Steiger Participations, entreprise valaisanne spécialisée dans les machines à tricoter pour les secteurs médical, technique et de la mode haut de gamme, exporte 100% de sa production vers l’Union européenne. Son CEO, Pierre-Yves Bonvin, rappelle à quel point la voie bilatérale est essentielle pour maintenir cette position.
Un accès indispensable au marché européen
Pour continuer à produire en Suisse malgré des coûts salariaux élevés, Steiger doit s’adresser à des clients capables de valoriser son savoir-faire, notamment des maisons de couture telles que Prada, Chanel ou Hermès. L’Europe demeure de loin le principal débouché pour ces technologies de pointe.
Recrutement et innovation : des avantages décisifs
Les accords bilatéraux facilitent également l’accès à des profils spécialisés inexistants en Suisse, comme les techniciens du tricotage formés en France, Italie ou Espagne.
La participation à Horizon Europe a permis à Steiger de réaliser une avancée majeure : la maîtrise du tricotage de fibres de carbone. Cette innovation a conduit au développement d’une machine capable de produire le radôme protégeant le radar des avions Pilatus PC-12 — un exemple concret de diversification grâce à la collaboration européenne.
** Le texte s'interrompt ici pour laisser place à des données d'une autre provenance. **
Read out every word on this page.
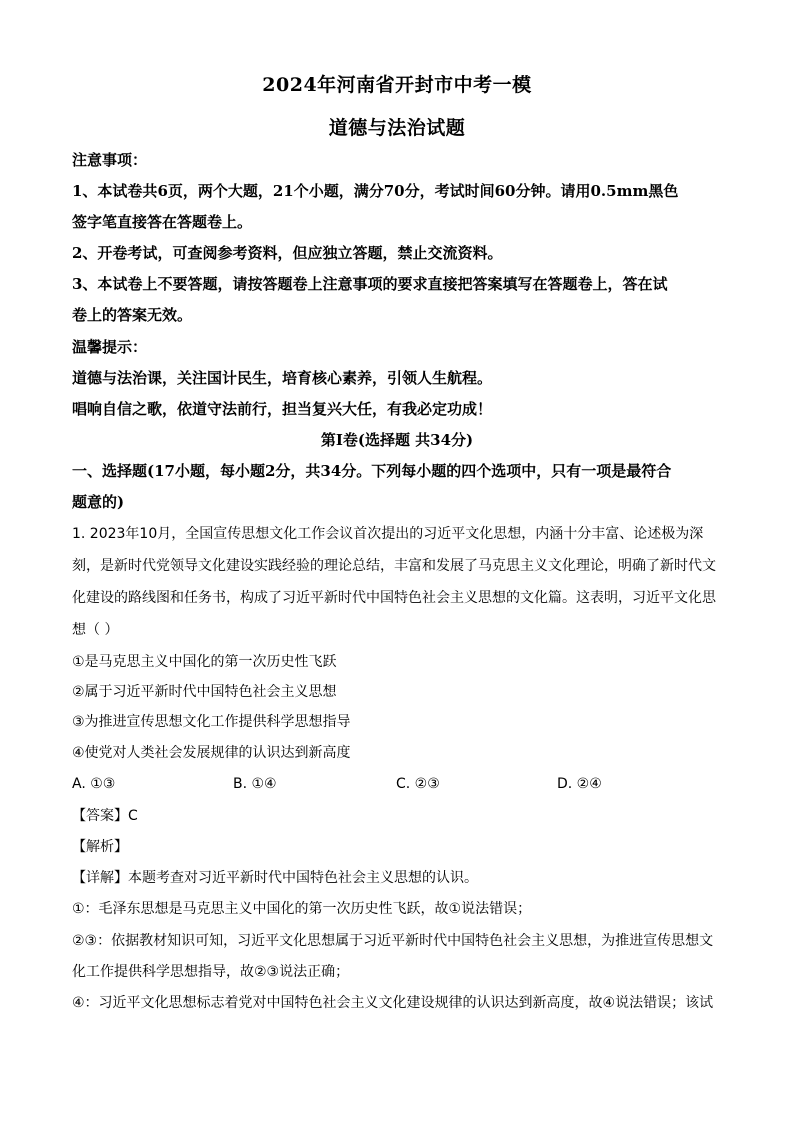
2024年河南省开封市中考一模
道德与法治试题
注意事项：
1、本试卷共6页，两个大题，21个小题，满分70分，考试时间60分钟。请用0.5mm黑色
签字笔直接答在答题卷上。
2、开卷考试，可查阅参考资料，但应独立答题，禁止交流资料。
3、本试卷上不要答题，请按答题卷上注意事项的要求直接把答案填写在答题卷上，答在试
卷上的答案无效。
温馨提示：
道德与法治课，关注国计民生，培育核心素养，引领人生航程。
唱响自信之歌，依道守法前行，担当复兴大任，有我必定功成！
第Ⅰ卷(选择题 共34分)
一、选择题(17小题，每小题2分，共34分。下列每小题的四个选项中，只有一项是最符合
题意的)
1. 2023年10月，全国宣传思想文化工作会议首次提出的习近平文化思想，内涵十分丰富、论述极为深
刻，是新时代党领导文化建设实践经验的理论总结，丰富和发展了马克思主义文化理论，明确了新时代文
化建设的路线图和任务书，构成了习近平新时代中国特色社会主义思想的文化篇。这表明，习近平文化思
想（ ）
①是马克思主义中国化的第一次历史性飞跃
②属于习近平新时代中国特色社会主义思想
③为推进宣传思想文化工作提供科学思想指导
④使党对人类社会发展规律的认识达到新高度
A. ①③	B. ①④	C. ②③	D. ②④
【答案】C
【解析】
【详解】本题考查对习近平新时代中国特色社会主义思想的认识。
①：毛泽东思想是马克思主义中国化的第一次历史性飞跃，故①说法错误；
②③：依据教材知识可知，习近平文化思想属于习近平新时代中国特色社会主义思想，为推进宣传思想文
化工作提供科学思想指导，故②③说法正确；
④：习近平文化思想标志着党对中国特色社会主义文化建设规律的认识达到新高度，故④说法错误；该试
Pourquoi de nouveaux accords avec l’UE ?
Sans actualisation, certains accords bilatéraux risquent de devenir caducs. Pour Steiger, la fin de l’accord de reconnaissance mutuelle (ARM) signifierait l’obligation de faire certifier ses machines une seconde fois dans l’UE, entraînant des coûts et des délais supplémentaires et compliquant l’accès au marché.
Pour l’entreprise, comme pour de nombreuses sociétés suisses exportatrices, le statu quo n’est donc pas une option.